Première application de la notion d'abus de droit d'agir en déchéance devant l'INPI
Le 25 janvier 2022
Depuis la réforme du droit des marques par l’ordonnance n°2019-1169 transposant en droit français la directive UE n°2015-2436, l’INPI s’est vu notamment attribuer une compétence exclusive pour connaître des actions en déchéance de marque pour non-usage.
Le point principal de cette nouvelle action en déchéance de marque devant l’INPI était la disparition de l’exigence d’intérêt à agir pour le demandeur en déchéance.
En effet, l’article L.716-3 du Code de la propriété intellectuelle précise que quand les actions en déchéance de marque sont portées devant les Tribunaux Judiciaires (en cas de demande reconventionnelle ou de connexité avec une action en contrefaçon le TJ reste compétent), l’action est ouverte “à tout intéressé” alors que devant l’Institut national de la propriété industrielle (INPI) l’action est ouverte “à toute personne physique ou morale”.
Cette règle d’absence de démonstration d’intérêt à agir était d’ailleurs classiquement en vigueur devant l’EUIPO pour les actions en déchéance contre les marques de l’Union Européennes.
Or, le risque était de voir les demandeurs pouvoir engager des actions en nullité de marque pour non-usage à des fins abusives, dans la mesure où, formellement, n’importe qui pouvait attaquer n’importe quelle marque en déchéance pour non-usage et ainsi forcer les défendeurs à présenter des preuves d’usage (exercice parfois difficile et toujours laborieux) pour maintenir leurs marquees en vigueur (il convient de préciser qu’en l’absence de preuves d’usage présentées, même si l’usage de la marque est évident, l’INPI est tenu de prononcer automatiquement la déchéance!).
Rappelons que l’objectif poursuivi par la règle prévoyant la déchéance de la marque en cas de non-usage pendant une période de 5 ans est de libérer les registres des maques non-utilisées qui empêchent les opérateurs économiques de pouvoir les déposer ou les utiliser à leur tour, et non pas, de porter atteinte aux titulaires ou de faire pression sur eux en utilisant cette action en déchéance.
L’INPI a ainsi rendu une première décision à l’occasion de laquelle elle a sanctionné un demandeur en déchéance de marque pour abus de procédure en déclarant sa demande irrecevable. (décision INPI DC20-0123 du 19/09/2021 concernant une marque SHIVA).

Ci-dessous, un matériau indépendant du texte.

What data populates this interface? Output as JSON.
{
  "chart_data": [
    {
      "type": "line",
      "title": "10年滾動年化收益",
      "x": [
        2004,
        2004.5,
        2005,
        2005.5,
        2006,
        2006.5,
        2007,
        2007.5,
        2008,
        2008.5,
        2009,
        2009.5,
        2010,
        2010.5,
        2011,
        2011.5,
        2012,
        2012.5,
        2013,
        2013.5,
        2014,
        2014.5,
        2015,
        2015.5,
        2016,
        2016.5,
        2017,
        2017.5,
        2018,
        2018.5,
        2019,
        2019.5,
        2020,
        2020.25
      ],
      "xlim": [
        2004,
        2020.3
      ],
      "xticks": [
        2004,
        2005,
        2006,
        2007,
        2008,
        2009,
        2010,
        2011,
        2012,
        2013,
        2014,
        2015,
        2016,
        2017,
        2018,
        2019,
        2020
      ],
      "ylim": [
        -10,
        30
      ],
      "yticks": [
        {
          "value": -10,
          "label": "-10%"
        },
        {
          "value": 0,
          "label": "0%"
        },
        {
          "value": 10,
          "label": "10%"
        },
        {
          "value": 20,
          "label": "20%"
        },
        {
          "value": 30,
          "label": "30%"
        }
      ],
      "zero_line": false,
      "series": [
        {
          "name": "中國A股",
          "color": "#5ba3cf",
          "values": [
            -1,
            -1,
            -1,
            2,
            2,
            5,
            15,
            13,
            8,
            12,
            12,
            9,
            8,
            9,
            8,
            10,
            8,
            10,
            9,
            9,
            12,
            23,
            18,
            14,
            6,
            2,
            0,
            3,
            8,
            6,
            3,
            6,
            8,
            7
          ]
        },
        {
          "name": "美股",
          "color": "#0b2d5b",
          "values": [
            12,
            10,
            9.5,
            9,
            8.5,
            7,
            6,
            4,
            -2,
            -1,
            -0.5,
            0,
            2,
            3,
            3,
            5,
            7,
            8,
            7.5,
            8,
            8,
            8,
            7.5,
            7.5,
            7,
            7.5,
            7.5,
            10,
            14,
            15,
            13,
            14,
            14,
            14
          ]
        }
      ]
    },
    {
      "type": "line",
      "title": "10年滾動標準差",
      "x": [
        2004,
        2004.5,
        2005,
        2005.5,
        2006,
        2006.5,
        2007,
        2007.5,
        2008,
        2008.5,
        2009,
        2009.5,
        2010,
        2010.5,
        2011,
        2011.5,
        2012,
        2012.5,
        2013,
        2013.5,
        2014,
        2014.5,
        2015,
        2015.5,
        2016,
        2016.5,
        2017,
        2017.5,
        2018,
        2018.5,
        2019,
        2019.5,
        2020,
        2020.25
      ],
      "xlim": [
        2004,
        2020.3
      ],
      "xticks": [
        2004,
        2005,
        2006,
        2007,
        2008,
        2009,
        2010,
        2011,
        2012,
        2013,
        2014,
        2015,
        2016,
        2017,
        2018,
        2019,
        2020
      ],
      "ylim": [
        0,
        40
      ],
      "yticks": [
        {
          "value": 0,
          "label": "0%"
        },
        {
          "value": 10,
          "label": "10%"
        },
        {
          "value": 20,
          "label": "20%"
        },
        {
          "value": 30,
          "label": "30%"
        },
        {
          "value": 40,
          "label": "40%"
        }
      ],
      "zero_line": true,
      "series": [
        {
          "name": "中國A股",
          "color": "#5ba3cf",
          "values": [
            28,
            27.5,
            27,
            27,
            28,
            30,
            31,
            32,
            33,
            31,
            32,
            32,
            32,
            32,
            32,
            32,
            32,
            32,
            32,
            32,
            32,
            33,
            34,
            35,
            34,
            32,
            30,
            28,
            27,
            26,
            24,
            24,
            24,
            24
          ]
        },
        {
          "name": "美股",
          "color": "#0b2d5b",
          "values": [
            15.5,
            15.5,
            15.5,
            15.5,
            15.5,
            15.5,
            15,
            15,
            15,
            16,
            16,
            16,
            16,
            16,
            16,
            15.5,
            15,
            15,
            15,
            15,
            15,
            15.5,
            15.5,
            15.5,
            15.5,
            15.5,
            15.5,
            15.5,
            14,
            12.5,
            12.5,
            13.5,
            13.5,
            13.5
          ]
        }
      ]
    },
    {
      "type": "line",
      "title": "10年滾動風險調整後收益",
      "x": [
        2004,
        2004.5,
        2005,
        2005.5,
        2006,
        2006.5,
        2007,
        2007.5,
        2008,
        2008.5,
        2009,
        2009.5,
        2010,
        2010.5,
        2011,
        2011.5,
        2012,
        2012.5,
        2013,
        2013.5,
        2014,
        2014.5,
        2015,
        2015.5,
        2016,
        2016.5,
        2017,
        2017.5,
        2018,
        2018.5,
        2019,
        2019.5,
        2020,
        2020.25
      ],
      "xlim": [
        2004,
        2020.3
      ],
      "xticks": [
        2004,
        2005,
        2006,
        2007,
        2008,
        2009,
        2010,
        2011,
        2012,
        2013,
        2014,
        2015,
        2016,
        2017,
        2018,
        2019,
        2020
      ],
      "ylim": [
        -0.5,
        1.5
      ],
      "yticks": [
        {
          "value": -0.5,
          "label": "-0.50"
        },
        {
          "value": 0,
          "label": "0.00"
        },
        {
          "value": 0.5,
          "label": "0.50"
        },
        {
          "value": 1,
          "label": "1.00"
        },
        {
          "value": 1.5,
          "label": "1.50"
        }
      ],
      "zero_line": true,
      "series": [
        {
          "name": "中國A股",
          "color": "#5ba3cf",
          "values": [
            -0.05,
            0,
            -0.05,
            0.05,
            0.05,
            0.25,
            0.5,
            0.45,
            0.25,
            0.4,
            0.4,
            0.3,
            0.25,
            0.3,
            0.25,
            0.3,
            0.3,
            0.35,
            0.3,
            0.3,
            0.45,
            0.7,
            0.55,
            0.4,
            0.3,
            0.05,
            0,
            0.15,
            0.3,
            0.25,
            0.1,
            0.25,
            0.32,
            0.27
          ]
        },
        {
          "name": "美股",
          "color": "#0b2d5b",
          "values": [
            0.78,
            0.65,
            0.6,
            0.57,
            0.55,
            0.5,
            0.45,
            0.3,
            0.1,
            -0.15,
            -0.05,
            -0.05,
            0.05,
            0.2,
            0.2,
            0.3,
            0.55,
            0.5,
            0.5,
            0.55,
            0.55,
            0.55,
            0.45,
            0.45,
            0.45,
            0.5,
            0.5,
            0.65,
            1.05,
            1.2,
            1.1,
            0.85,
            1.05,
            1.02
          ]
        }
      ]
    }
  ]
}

L’INPI retient que : “Il convient de préciser que si l’intérêt à agir n’est pas requis dans le cadre des demandes en déchéance formées devant l’Institut, en application de l’article L.716-3 du code de la propriété intellectuelle, la notion d’abus de droit ou de procédure abusive est indépendante des règles relatives à la personne habilitée à introduire une demande de déchéance. Le droit de présenter une demande en déchéance est susceptible de dégénérer en abus, s’il relève en réalité d’une intention de nuire de la part du demandeur”.

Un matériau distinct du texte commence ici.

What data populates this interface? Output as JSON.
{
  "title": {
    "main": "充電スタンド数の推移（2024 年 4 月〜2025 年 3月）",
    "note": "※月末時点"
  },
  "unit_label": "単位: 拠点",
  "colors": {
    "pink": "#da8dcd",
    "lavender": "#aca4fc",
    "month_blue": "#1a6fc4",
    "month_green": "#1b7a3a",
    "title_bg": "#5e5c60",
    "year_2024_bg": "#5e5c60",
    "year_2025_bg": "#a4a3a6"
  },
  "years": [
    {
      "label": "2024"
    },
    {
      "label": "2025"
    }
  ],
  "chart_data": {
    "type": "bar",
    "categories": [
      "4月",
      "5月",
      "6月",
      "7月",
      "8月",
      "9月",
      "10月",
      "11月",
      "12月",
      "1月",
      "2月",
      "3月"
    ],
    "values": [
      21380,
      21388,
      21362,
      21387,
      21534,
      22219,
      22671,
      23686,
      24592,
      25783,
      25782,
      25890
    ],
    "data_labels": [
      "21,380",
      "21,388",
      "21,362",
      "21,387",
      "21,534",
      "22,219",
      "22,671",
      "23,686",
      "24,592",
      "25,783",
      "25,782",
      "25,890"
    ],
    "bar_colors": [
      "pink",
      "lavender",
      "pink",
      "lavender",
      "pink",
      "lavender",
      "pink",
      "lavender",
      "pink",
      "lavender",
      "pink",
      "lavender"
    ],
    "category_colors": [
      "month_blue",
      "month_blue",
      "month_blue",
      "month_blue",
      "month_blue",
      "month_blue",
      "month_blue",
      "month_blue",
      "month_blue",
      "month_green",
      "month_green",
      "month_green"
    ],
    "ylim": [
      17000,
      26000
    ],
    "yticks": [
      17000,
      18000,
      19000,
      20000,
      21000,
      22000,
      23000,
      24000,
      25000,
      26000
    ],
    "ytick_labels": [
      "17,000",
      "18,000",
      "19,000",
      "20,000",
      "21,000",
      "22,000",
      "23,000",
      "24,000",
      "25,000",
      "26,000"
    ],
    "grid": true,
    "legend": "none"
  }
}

Nous ne pouvons que saluer cette décision qui va dans le sens d’une autre décision antérieure de la Grande Chambre de recours de l’EUIPO dans un affaire « Sandra Pabst » (11/02/2020, R 2445/2017-G, Sandra Prabst).
Dans cette décision la Grande Chambre de Recours de l’EUIPO précise d’ailleurs, sur la notion d’intérêt général que “« L’intérêt général qui sous tend l’article 58 du RMUE n’est pas absolu. Il est dans l’intérêt général d ’annuler une marque non utilisée, mais il n’est pas dans l’intérêt général d ’inonder les parties adverses ou même les Offices avec des demandes vexatoires. S’il existait un intérêt public absolu à éviter tout enregistrement inutilisé d’une marque dans le registre, il y aurait un examen d’office de l’usage sérieux d’une marque sur le registre, ce qui n’est d’ailleurs pas le cas de la marque de l’Union européenne ».
Nous espérons vivement que ces décisions feront jurisprudence et que soient sanctionnées toutes actions abusives en déchéance de marques.